Einige "Pro Growth Principles" werden vorgestellt. Dazu gehoeren unter
anderen: wirtschaftliche Freiheit, Wettbewerb und Unternehmertum,
makrooekonomische Stabilitaet, Privatisierung, Offenheit fuer
internationalen Handel, auslaendische Direktinvestitionen und
Liberalisierung der Finanzstroeme. Das ist die neoliberale Agenda pur. Die
Weltoekonomie muss wachsen, lautet das Credo, das unzaehlige Male wiederholt
wird. Der Wachstumsimperativ ist also fest verankert in den oekonomischen
und politischen Diskursen. Je hoeher das Wachstum, desto weniger
wirtschaftliche, soziale und politische Probleme - und umgekehrt. Kein
Wunder also, dass auch im Koalitionsvertrag vom November 2005 "neues
Wachstum" als ein vorrangiges Ziel gilt. Man will nicht wahrhaben, dass das
oekonomische Wachstum nicht geometrisch, sondern linear ist und sich mit der
Zeit dem Grenzwert Null naturgesetzlich naehert.
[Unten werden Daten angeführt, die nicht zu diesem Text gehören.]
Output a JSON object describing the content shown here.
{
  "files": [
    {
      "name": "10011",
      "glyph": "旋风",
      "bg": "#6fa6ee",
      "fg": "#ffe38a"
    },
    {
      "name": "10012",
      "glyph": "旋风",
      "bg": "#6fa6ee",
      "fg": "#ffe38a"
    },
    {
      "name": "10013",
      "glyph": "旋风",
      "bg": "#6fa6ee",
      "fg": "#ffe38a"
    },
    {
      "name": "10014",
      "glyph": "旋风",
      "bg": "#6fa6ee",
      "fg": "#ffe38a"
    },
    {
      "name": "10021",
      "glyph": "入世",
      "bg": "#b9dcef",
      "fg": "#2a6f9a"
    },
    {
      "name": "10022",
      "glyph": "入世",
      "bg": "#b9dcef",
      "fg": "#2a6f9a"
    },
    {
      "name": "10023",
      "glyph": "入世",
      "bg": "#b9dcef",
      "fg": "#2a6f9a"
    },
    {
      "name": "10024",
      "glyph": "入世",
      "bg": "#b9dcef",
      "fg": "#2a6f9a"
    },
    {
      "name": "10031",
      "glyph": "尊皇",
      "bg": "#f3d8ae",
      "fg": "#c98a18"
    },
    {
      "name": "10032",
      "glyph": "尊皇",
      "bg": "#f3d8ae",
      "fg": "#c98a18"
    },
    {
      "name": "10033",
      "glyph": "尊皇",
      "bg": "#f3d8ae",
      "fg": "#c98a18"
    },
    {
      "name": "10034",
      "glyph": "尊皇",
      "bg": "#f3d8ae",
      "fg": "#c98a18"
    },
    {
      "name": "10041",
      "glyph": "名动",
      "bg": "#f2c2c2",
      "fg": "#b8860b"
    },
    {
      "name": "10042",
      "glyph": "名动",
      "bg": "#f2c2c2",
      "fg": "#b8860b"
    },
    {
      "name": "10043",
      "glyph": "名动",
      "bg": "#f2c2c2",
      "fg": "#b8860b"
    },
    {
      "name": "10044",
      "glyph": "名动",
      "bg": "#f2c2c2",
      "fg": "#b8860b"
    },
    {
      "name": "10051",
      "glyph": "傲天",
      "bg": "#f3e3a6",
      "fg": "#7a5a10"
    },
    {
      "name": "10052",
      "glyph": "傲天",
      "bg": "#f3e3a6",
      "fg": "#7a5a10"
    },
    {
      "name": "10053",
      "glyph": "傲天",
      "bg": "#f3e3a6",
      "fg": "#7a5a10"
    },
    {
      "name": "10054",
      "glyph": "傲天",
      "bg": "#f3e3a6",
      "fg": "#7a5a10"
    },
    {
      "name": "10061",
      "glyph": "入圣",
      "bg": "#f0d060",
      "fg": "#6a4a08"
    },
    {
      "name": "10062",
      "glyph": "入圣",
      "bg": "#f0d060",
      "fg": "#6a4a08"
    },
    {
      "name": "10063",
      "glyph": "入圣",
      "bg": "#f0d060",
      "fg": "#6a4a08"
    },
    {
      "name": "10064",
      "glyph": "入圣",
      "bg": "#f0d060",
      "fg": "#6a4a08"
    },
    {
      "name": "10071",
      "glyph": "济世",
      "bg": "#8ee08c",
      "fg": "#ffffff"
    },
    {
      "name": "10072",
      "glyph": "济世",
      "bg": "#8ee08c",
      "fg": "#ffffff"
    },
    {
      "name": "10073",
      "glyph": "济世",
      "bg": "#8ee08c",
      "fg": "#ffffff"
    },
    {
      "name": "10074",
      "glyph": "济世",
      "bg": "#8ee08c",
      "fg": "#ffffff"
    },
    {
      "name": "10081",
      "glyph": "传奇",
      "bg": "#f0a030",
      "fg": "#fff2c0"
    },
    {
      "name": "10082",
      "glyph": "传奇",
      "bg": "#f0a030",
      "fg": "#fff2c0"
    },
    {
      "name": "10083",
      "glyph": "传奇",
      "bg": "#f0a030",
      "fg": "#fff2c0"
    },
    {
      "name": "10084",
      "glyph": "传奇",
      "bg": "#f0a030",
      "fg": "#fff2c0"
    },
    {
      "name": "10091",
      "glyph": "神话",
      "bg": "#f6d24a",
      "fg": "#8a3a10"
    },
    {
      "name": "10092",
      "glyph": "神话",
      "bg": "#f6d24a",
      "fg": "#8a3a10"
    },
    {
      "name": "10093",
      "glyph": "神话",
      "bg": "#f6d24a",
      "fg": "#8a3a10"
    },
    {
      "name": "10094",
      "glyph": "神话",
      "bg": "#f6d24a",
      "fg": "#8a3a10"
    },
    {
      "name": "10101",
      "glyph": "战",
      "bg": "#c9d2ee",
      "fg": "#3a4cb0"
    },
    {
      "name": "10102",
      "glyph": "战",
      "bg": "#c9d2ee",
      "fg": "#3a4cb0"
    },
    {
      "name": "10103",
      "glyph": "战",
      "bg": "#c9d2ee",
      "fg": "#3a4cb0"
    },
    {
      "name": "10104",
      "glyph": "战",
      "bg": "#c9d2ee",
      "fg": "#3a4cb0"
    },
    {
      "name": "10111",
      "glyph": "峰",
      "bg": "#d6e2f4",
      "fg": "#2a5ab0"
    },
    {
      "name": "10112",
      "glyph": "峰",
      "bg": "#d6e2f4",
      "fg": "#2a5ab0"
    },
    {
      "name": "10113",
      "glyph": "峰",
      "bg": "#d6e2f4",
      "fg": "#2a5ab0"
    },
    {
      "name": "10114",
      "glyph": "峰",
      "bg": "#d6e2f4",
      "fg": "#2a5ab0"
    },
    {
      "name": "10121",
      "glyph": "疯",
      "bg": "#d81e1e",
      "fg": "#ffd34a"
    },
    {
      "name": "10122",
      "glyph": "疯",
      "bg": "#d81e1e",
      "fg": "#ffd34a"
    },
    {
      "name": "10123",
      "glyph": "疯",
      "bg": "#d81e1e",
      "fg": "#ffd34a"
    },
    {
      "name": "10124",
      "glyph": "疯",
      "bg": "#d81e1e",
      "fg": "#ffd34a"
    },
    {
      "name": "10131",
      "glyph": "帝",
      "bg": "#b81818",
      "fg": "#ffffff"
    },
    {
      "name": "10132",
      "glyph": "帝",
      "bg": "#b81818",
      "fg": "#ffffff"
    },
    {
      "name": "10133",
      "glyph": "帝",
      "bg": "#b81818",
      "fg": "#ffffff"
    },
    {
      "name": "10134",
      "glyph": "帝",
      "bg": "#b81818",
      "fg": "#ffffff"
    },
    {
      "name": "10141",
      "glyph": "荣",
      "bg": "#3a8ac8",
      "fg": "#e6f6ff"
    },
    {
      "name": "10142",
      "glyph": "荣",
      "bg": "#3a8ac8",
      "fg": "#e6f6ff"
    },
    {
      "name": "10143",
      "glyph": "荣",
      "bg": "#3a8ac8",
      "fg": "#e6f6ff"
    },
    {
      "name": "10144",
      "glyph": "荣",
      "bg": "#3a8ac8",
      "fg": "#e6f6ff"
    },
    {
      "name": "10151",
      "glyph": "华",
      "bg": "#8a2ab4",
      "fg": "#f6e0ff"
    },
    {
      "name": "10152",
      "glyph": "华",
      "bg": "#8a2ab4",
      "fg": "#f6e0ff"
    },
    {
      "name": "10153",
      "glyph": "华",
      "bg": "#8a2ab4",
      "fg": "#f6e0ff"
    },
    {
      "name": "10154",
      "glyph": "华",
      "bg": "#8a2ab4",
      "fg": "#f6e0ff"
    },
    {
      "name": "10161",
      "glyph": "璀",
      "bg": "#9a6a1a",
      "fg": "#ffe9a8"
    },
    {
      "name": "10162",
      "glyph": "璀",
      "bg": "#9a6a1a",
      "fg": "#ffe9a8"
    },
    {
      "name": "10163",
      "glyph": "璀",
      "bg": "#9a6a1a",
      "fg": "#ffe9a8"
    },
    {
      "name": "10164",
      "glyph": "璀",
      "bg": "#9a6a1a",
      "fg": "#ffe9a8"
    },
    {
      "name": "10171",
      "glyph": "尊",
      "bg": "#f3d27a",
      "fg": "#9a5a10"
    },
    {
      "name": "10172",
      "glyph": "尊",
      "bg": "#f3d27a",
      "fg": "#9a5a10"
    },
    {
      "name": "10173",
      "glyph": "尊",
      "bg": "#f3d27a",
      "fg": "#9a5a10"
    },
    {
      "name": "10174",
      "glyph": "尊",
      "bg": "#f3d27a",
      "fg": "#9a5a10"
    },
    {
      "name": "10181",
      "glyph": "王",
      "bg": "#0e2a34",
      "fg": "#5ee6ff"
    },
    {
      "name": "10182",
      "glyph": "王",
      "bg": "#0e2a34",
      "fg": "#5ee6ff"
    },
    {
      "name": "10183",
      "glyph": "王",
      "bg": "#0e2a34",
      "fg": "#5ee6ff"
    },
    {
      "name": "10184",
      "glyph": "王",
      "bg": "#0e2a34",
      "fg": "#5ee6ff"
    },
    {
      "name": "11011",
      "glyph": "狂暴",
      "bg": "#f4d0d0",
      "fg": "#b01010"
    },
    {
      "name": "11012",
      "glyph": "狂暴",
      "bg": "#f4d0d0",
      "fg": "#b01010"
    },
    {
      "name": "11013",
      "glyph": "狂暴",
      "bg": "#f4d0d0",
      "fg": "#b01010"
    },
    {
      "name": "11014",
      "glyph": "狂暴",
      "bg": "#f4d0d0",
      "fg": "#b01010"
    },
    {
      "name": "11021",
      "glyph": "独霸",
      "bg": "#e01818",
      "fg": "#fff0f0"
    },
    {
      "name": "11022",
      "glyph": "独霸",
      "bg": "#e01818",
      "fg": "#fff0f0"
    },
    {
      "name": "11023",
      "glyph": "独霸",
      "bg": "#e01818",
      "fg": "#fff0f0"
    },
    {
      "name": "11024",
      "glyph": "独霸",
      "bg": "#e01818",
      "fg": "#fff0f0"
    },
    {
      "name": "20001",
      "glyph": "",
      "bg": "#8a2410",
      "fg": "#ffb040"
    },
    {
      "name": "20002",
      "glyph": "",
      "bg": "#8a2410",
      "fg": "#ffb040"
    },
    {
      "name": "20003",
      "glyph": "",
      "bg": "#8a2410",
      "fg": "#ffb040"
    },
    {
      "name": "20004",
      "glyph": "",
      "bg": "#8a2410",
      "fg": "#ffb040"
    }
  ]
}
Wachstum wird zu einem
Element der Alltagswelt und des Alltagsverstaendnisses sowie zu einer
Selbstverstaendlichkeit, die ueberhaupt nicht selbstverstaendlich ist.
Dies laesst sich am Beispiel der globalen Krise der Automobilindustrie
darstellen: Die Entwicklung des Kapitalismus des 20. Jahrhunderts waere gar
nicht denkbar ohne das Automobil. Das Auto ist das entscheidende Symbol fuer
Modernitaet, Wohlstand, Mobilitaet und Dynamik, es hat einen zentralen
Stellenwert bei der Ankurbelung von Wachstum und bei der Sicherung von
Wettbewerbsfaehigkeit von "Standorten". Die Automobil- und mit ihr
verbundene Industrien hatten ueber Jahrzehnte ueberdurchschnittliche
Zuwachsraten. Die Entwicklung einer eigenstaendigen Automobilindustrie gilt
als Schluessel der Industrialisierung schlechthin. Die Staedte, die
Kommunikations- und Transportstrukturen sind auf das Automobil
zugeschnitten, also auf Beschleunigung und Expansion. Das Automobil ist das
paradigmatische Produkt des fossilen Zeitalters.
Ohne Oel kein Auto, und ohne Auto nicht die Art von Mobilitaet, die das 20.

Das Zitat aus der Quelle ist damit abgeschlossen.